Die Straße (Uckermärkische Fantasie)

(Lesezeit: 7 Minuten)

Nach dem Mittagessen brach ich auf zu einer kaum befahrenen kleinen Straße, die weite Blicke über die Landschaft versprach. Bis zum nächsten Dorf waren es etwa 5 Kilometer. – Es war ein sonniger aber nicht heißer Sommertag und eine Herde sanfter Wolken schenkte von Zeit zu Zeit etwas Schatten.

Kurz hinter dem Dorf kam mir ein Trekker entgegen. Der Landarbeiter hielt an, und von seinem hohen Sitz herunter fragte er: „Wie weit wollen Sie denn gehen?“

„Bis zum nächsten Dorf „, antwortete ich, „ich liebe einsame Landstraßen, mit Blick in die Weite!“

Der Arbeiter nickte: „Die Straße sollten Sie aber besser nicht gehen, die geht hier keiner, hier wird immer nur gefahren“, sagte er.

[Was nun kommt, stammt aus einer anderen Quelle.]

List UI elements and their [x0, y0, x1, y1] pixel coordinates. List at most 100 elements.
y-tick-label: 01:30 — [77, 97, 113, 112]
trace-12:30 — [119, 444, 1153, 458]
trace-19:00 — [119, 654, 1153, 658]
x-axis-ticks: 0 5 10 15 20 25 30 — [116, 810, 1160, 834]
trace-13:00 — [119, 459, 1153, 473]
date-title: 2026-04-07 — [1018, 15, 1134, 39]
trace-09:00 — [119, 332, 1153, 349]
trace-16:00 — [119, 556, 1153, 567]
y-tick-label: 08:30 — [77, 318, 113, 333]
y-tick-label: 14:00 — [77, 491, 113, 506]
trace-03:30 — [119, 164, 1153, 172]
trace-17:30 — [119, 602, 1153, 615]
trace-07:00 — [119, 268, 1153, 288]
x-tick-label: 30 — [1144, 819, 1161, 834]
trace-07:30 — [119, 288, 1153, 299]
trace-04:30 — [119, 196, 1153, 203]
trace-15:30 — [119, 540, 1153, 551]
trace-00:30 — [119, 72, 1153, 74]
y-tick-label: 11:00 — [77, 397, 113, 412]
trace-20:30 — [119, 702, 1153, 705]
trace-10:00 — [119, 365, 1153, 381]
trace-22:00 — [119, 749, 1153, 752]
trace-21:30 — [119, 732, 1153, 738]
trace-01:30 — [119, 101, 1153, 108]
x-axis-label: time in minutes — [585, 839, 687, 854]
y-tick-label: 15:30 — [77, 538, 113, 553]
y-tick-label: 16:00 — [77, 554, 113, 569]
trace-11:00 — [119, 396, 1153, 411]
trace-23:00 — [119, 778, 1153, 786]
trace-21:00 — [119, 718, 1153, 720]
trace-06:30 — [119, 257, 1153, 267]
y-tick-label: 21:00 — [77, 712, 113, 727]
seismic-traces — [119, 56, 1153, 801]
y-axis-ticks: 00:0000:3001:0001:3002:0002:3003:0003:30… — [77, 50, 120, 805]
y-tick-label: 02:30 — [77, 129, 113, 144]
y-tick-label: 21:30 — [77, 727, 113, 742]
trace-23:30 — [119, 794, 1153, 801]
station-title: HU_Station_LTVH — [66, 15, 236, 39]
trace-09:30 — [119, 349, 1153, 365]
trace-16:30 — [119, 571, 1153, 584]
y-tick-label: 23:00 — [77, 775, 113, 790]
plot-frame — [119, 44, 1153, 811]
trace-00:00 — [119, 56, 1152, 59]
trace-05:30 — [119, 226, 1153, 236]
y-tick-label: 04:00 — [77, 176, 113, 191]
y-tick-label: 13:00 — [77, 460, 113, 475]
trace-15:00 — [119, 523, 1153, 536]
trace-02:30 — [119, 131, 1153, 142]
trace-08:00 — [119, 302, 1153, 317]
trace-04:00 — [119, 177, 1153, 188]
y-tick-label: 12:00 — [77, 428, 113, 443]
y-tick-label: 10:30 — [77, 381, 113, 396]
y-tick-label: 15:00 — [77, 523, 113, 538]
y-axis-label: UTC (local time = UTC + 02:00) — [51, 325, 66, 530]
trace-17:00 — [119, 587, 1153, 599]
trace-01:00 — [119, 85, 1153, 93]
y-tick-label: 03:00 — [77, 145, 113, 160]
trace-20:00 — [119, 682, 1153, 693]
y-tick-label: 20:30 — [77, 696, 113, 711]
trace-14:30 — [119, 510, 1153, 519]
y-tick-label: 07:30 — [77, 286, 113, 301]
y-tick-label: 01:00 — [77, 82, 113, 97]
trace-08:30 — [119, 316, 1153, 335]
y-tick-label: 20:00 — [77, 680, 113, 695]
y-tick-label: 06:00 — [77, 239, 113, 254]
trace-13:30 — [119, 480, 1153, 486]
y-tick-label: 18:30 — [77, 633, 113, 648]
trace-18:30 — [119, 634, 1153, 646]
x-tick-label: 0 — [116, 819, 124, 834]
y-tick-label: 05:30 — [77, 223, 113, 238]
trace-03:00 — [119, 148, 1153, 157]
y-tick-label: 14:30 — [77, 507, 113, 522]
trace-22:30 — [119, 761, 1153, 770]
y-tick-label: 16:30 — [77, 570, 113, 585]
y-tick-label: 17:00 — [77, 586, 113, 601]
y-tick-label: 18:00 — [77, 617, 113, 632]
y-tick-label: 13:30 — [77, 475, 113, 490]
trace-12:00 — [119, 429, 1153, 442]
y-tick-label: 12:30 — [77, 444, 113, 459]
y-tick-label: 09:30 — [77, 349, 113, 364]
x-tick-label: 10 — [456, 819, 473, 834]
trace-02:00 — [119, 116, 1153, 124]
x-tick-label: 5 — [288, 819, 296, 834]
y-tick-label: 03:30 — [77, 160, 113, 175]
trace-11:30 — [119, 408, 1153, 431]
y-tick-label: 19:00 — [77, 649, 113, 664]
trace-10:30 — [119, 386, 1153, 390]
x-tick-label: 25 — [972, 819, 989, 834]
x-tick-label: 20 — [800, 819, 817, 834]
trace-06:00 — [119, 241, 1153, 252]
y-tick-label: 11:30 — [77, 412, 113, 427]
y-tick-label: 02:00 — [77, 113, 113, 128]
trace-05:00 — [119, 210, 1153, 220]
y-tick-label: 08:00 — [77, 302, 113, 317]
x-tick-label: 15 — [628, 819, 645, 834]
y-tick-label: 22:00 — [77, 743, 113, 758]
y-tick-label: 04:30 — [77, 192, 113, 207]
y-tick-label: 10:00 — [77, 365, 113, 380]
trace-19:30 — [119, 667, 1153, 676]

„Ach, das ist interessant“, erwiderte ich, „gibt es hier irgendwelche Gefahren?“

„Weiß ich nicht“, der Arbeiter wirkte plötzlich kurz angebunden, „kann ich Ihnen nicht sagen, ich weiß nur, hier geht keiner, hier sind mal Leute weggekommen, seitdem geht hier keiner mehr, fahren geht, selbst mit Fahrrad, dabei passiert nichts, aber gehen tut hier keiner mehr, mehr kann ich Ihnen nicht sagen.“

„Leute weggekommen? Wann? Öfter?“, fragte ich dümmlich.

„Paar Jahre ist das jetzt her, das letzte Mal, seitdem geht hier keiner mehr.“

„Na, ich geh erstmal ein Stück“, meinte ich, und der Arbeiter nickte und fuhr weiter.

Die reifen Kornfelder, die Wiesen, auf denen Kühe im Schatten vereinzelter Baumgruppen grasten, die Tümpel und wilden Sümpfe in den Niederungen: die weite Landschaft tat mir gut! – Die Erde und die Tiere mögen uns Menschen, sie lassen sich von uns pflegen und sind freigiebig mit ihrer Fruchtbarkeit. – Wohin mein Blick auch fiel: überall zeigte sich unser sinnvolles Walten und Gestalten. Und die gelassenen Schwünge der Hügel ließen die Macht erahnen, die uns auf ihrer Haut gewähren läßt.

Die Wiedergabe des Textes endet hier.